日本大百科全書(ニッポニカ) 「ハリー」の意味・わかりやすい解説

ハリー
はりー
Edmund Halley
(1656―1742)

イギリスの天文学者。ハリー彗星(すいせい)の認定者。ロンドンの富商の息子として生まれる。数学・天文学に興味をもち、16歳でオックスフォード大学に入学、10代で天体観測術と軌道計算法に熟達、1676年中退してセント・ヘレナ島に遠征した。18か月の滞在期間中に南天351個の恒星位置を決定したうえ、水星の太陽面通過を観測して太陽視差決定法を考案した。1678年帰国後、母校から卒業認定を受け、かつ22歳でロイヤル・ソサイエティー会員に推挙された。1679年『南天恒星目録』を公刊するに及んで、その名声を確立し、1682年大彗星の出現を観測し、その正体究明に打ち込んだ。これが、1456年、1531年、1607年とほぼ76年ごとに回帰する周期彗星であると同定し、その軌道の力学的研究を試みた。この道の先達者ニュートンを訪ねて、楕円(だえん)軌道の可能性を教示された。14歳年長のニュートンとはこの期に知己を得て、師弟の間柄以上の友好を結び、彼の力学原理を出版するよう懇請し、1687年に『プリンキピア』の公刊となった。

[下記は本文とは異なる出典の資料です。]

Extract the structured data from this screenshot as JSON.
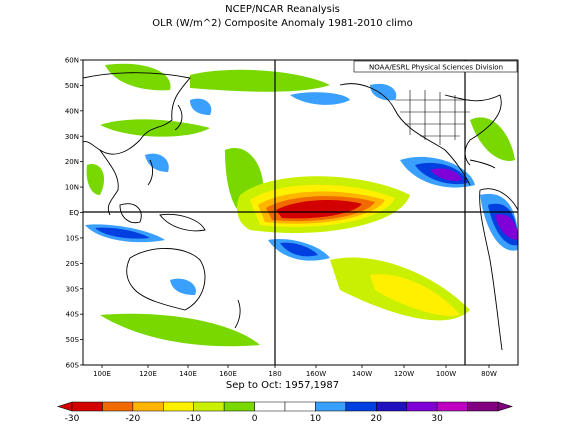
{
  "header": {
    "title": "NCEP/NCAR Reanalysis",
    "subtitle": "OLR (W/m^2) Composite Anomaly 1981-2010 climo"
  },
  "credit": "NOAA/ESRL Physical Sciences Division",
  "period_label": "Sep to Oct: 1957,1987",
  "map": {
    "lon_labels": [
      "100E",
      "120E",
      "140E",
      "160E",
      "180",
      "160W",
      "140W",
      "120W",
      "100W",
      "80W"
    ],
    "lat_labels": [
      "60N",
      "50N",
      "40N",
      "30N",
      "20N",
      "10N",
      "EQ",
      "10S",
      "20S",
      "30S",
      "40S",
      "50S",
      "60S"
    ],
    "reference_lines": [
      "180",
      "80W",
      "EQ"
    ]
  },
  "colorbar": {
    "labels": [
      "-30",
      "-20",
      "-10",
      "0",
      "10",
      "20",
      "30"
    ],
    "colors": [
      "#d20000",
      "#f06a00",
      "#ffb400",
      "#fff000",
      "#c8f000",
      "#78d800",
      "#ffffff",
      "#ffffff",
      "#3aa0ff",
      "#0040e0",
      "#2010c0",
      "#8000d8",
      "#c000c0",
      "#800080"
    ]
  },
  "anomaly_regions": [
    {
      "name": "central-pacific-negative",
      "level": -30
    },
    {
      "name": "south-pacific-negative",
      "level": -10
    },
    {
      "name": "caribbean-positive",
      "level": 25
    },
    {
      "name": "south-america-positive",
      "level": 25
    },
    {
      "name": "indonesia-positive",
      "level": 10
    }
  ]
}
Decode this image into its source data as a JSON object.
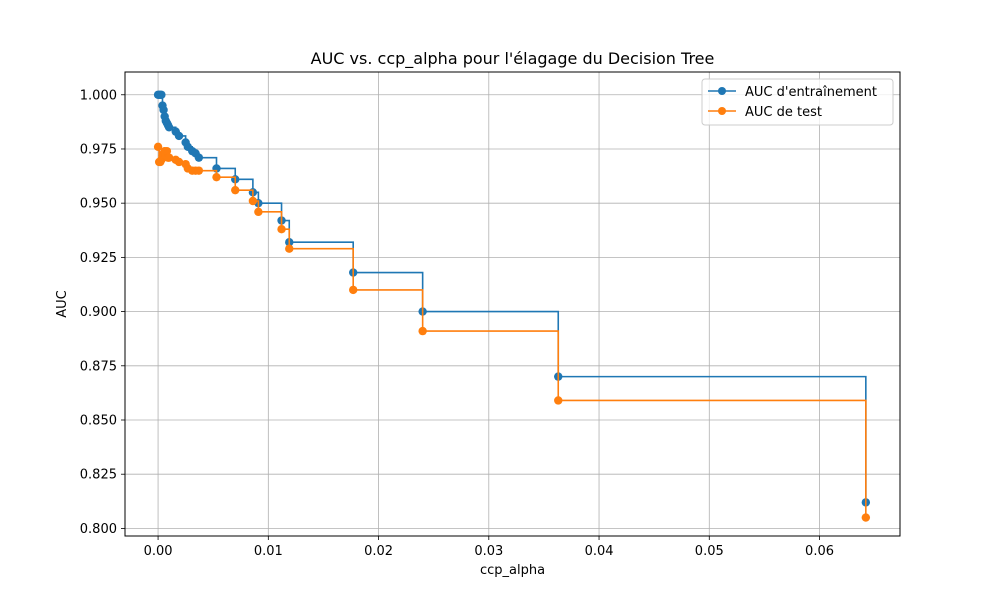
{
  "chart_data": {
    "type": "line",
    "title": "AUC vs. ccp_alpha pour l'élagage du Decision Tree",
    "xlabel": "ccp_alpha",
    "ylabel": "AUC",
    "xlim": [
      -0.003,
      0.0673
    ],
    "ylim": [
      0.7965,
      1.0105
    ],
    "x_ticks": [
      0.0,
      0.01,
      0.02,
      0.03,
      0.04,
      0.05,
      0.06
    ],
    "x_tick_labels": [
      "0.00",
      "0.01",
      "0.02",
      "0.03",
      "0.04",
      "0.05",
      "0.06"
    ],
    "y_ticks": [
      0.8,
      0.825,
      0.85,
      0.875,
      0.9,
      0.925,
      0.95,
      0.975,
      1.0
    ],
    "y_tick_labels": [
      "0.800",
      "0.825",
      "0.850",
      "0.875",
      "0.900",
      "0.925",
      "0.950",
      "0.975",
      "1.000"
    ],
    "grid": true,
    "step": "post",
    "marker": "circle",
    "legend_position": "top-right",
    "x": [
      0.0,
      0.0001,
      0.0002,
      0.0003,
      0.0004,
      0.0005,
      0.0006,
      0.0007,
      0.0008,
      0.0009,
      0.001,
      0.0016,
      0.0019,
      0.0025,
      0.0027,
      0.0031,
      0.0034,
      0.0037,
      0.0053,
      0.007,
      0.0086,
      0.0091,
      0.0112,
      0.0119,
      0.0177,
      0.024,
      0.0363,
      0.0642
    ],
    "series": [
      {
        "name": "AUC d'entraînement",
        "color": "#1f77b4",
        "values": [
          1.0,
          1.0,
          1.0,
          1.0,
          0.995,
          0.993,
          0.99,
          0.988,
          0.987,
          0.986,
          0.985,
          0.983,
          0.981,
          0.978,
          0.976,
          0.974,
          0.973,
          0.971,
          0.966,
          0.961,
          0.955,
          0.95,
          0.942,
          0.932,
          0.918,
          0.9,
          0.87,
          0.812
        ]
      },
      {
        "name": "AUC de test",
        "color": "#ff7f0e",
        "values": [
          0.976,
          0.969,
          0.969,
          0.97,
          0.972,
          0.973,
          0.974,
          0.972,
          0.974,
          0.971,
          0.971,
          0.97,
          0.969,
          0.968,
          0.966,
          0.965,
          0.965,
          0.965,
          0.962,
          0.956,
          0.951,
          0.946,
          0.938,
          0.929,
          0.91,
          0.891,
          0.859,
          0.805
        ]
      }
    ]
  }
}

その際ハリーは執筆の激励、資料の提供、原稿の校読、校正の点検、出版費の負担を果たした。また自らも1705年に『彗星天文学概要』を著述、以後、例の大彗星はハリー彗星とよばれる。そのほか、1693年に月の長年加速を、1718年に恒星の固有運動を発見した。1703年オックスフォード大学教授に就任、1720年グリニジ天文台第2代台長に就任した。

[島村福太郎]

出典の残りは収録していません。